Horatio Spafford knew something about life’s unexpected challenges. He was a successful attorney and real estate investor who lost a fortune in the great Chicago fire of 1871. Around the same time, his beloved four-year-old son died of scarlet fever.

Thinking a vacation would do his family some good, he sent his wife and four daughters on a ship to England, planning to join them after he finished some pressing business at home. However, while crossing the Atlantic Ocean, the ship was involved in a terrible collision and sunk. More than 200 people lost their lives, including all four of Horatio Spafford’s precious daughters. His wife, Anna, survived the tragedy. Upon arriving in England, she sent a telegram to her husband that began: “Saved alone. What shall I do?”

Horatio immediately set sail for England. At one point during his voyage, the captain of the ship, aware of the tragedy that had struck the Spafford family, summoned Horatio to tell him that they were now passing over the spot where the shipwreck had occurred.1

As Horatio thought about his daughters, words of comfort and hope filled his heart and mind. He wrote them down, and they have since become a well-beloved hymn:

When peace like a river, attendeth my way,

When sorrows like sea billows roll—

Whatever my lot, thou hast taught me to know

It is well, it is well with my soul.2

***

How in the world, after losing literally everything, was Spafford able to write these words, and more than that, to mean them?

Faith.

Faith is the best remedy, the most effective immunotherapy, the unequivocal fever reducer for fear.

Faith might not eliminate the aches of anxiety completely, and certainly an appropriate amount of vigilance is due during these times. But faith is certainly a better prescription than what the 24-hour-a-day cacophony of newscasters and social media can offer.

Making the shift from fear to faith isn’t easy, especially when faced with empty grocery aisles and airplanes and schools and stadiums. But here are a few tangible things we could do to shift our focus:

  1. Take a walk in your garden. The tender shoots of hyacinths and daffodils are emerging in mine, and they remind me that spring always follows winter, no matter how brutally cold.
  2. Listen to an audiobook instead of the news. (Then Sings My Soul was recently released on audio if you need an option, and it’s a story of hope in the midst of hard.)
  3. Create something new.
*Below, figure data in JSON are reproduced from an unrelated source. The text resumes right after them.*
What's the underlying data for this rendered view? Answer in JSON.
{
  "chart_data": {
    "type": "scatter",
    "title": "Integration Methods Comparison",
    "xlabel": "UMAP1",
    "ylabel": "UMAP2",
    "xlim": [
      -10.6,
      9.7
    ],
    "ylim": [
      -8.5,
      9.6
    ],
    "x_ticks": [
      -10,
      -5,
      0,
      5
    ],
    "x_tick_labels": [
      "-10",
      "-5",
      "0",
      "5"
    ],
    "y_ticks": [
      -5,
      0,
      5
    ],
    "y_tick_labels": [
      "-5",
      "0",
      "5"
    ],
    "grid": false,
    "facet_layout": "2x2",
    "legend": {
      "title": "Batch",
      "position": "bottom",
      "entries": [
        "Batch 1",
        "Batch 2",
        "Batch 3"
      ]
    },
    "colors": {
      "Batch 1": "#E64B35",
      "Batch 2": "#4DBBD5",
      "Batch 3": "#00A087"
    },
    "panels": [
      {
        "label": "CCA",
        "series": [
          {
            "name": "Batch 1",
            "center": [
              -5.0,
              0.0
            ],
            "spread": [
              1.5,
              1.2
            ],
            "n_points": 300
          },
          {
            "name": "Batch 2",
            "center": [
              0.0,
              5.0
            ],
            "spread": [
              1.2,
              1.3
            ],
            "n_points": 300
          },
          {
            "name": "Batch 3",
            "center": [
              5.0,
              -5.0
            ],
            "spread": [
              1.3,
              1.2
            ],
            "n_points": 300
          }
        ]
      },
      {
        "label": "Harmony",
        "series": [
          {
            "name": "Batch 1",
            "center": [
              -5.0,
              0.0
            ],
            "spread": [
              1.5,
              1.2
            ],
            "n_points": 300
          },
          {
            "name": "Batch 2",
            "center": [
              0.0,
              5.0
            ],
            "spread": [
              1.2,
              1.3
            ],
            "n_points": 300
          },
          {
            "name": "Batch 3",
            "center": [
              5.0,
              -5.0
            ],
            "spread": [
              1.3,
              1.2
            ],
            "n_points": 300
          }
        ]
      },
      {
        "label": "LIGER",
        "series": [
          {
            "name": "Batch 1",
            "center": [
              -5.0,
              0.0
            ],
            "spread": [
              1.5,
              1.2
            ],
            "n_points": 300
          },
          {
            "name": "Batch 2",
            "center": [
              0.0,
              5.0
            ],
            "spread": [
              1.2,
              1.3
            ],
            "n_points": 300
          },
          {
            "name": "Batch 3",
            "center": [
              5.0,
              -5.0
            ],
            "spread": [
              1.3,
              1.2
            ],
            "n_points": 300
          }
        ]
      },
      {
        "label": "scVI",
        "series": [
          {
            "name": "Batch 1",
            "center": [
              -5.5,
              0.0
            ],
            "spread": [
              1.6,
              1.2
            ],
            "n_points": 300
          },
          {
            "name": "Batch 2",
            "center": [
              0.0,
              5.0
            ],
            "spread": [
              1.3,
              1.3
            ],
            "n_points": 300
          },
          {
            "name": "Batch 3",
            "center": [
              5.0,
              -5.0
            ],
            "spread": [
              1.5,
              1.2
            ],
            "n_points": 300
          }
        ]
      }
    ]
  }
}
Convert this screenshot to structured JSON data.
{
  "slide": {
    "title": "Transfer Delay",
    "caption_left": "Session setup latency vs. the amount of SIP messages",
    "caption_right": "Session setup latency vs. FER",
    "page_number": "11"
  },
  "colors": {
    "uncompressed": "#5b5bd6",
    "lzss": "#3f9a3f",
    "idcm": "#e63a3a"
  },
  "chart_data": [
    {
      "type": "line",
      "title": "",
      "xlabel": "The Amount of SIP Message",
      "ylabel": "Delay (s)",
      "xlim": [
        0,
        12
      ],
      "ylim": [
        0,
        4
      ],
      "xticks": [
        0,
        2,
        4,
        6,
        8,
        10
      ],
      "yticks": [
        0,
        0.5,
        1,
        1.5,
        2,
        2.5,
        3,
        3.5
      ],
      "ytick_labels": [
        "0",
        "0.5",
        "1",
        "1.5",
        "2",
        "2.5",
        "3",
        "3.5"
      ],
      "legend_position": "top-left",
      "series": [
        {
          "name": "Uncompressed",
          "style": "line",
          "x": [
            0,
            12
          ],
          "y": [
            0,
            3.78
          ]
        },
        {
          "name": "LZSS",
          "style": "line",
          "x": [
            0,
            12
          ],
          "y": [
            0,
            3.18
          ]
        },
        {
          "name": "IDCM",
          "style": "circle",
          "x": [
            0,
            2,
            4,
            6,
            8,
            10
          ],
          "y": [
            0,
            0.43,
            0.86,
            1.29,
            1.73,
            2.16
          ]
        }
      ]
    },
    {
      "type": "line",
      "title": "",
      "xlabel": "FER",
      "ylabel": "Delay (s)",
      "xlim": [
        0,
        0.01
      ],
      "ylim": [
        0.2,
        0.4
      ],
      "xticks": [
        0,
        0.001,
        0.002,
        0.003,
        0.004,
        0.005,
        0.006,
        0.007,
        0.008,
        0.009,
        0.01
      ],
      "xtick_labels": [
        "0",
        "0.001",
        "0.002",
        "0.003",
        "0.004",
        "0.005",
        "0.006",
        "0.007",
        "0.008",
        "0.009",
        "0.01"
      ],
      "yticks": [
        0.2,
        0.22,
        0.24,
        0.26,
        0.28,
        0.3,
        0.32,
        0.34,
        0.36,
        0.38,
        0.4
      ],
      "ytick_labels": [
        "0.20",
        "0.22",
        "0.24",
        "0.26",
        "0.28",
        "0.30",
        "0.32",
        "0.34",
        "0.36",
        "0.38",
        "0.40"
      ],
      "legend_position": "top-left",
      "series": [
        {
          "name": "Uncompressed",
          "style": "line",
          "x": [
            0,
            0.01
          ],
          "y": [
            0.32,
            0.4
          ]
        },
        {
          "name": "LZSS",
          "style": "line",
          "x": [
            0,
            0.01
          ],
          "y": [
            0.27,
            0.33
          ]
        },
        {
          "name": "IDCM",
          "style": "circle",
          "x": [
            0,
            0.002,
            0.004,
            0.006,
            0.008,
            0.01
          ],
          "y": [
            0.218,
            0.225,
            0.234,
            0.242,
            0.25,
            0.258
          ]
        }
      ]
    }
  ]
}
I’m working on some built-in bookshelves and find the sanding and priming and painting immensely cathartic. Take out that adult coloring book and colored pencils that have been collecting dust, or pick up the knitting you set aside. The work of the hands can help soothe the mind so.
  4. Hang out with your pets. There is a reason why comfort dogs are often seen at the scene of accidents and disasters. I have three retrievers whose gentle eyes and furry warmth calm and ground me regularly.

Finally and most importantly, turn to what the Lord says about fear.

A quick search reveals that the words fear” AND notoccurs 331 times in 144 verses in the KJV.  Here are a few:

Genesis 15:1:Fear not, Abram: I am thy shield, and thy exceeding great reward.”

Genesis 21:17: “And God heard the voice of the lad; and the angel of God called to Hagar out of heaven, and said unto her, What aileth thee, Hagar? Fear not; for God hath heard the voice of the lad where he is.”

Genesis 26:24: “…fear not, for I am with thee, and will bless thee…”

Deuteronomy 31:6: “Be strong and of a good courage, fear not, nor be afraid of them: for the LORD thy God, he it is that doth go with thee; he will not fail thee, nor forsake thee.”

That’s just four of the hundreds of instances in scripture you can find the Lord assuring us He is with us. He sees us. He hears us.

And He never leaves us alone.

Many of us may contract this wicked virus before it’s all said and done. But in the meantime, we can trust that we will not be alone and we can continue to have hope, throughout it all.

Whatever our lot, we can choose faith today.

Click here to listen to a beautiful rendition of It Is Well.

Have peace and take heart, dear friends.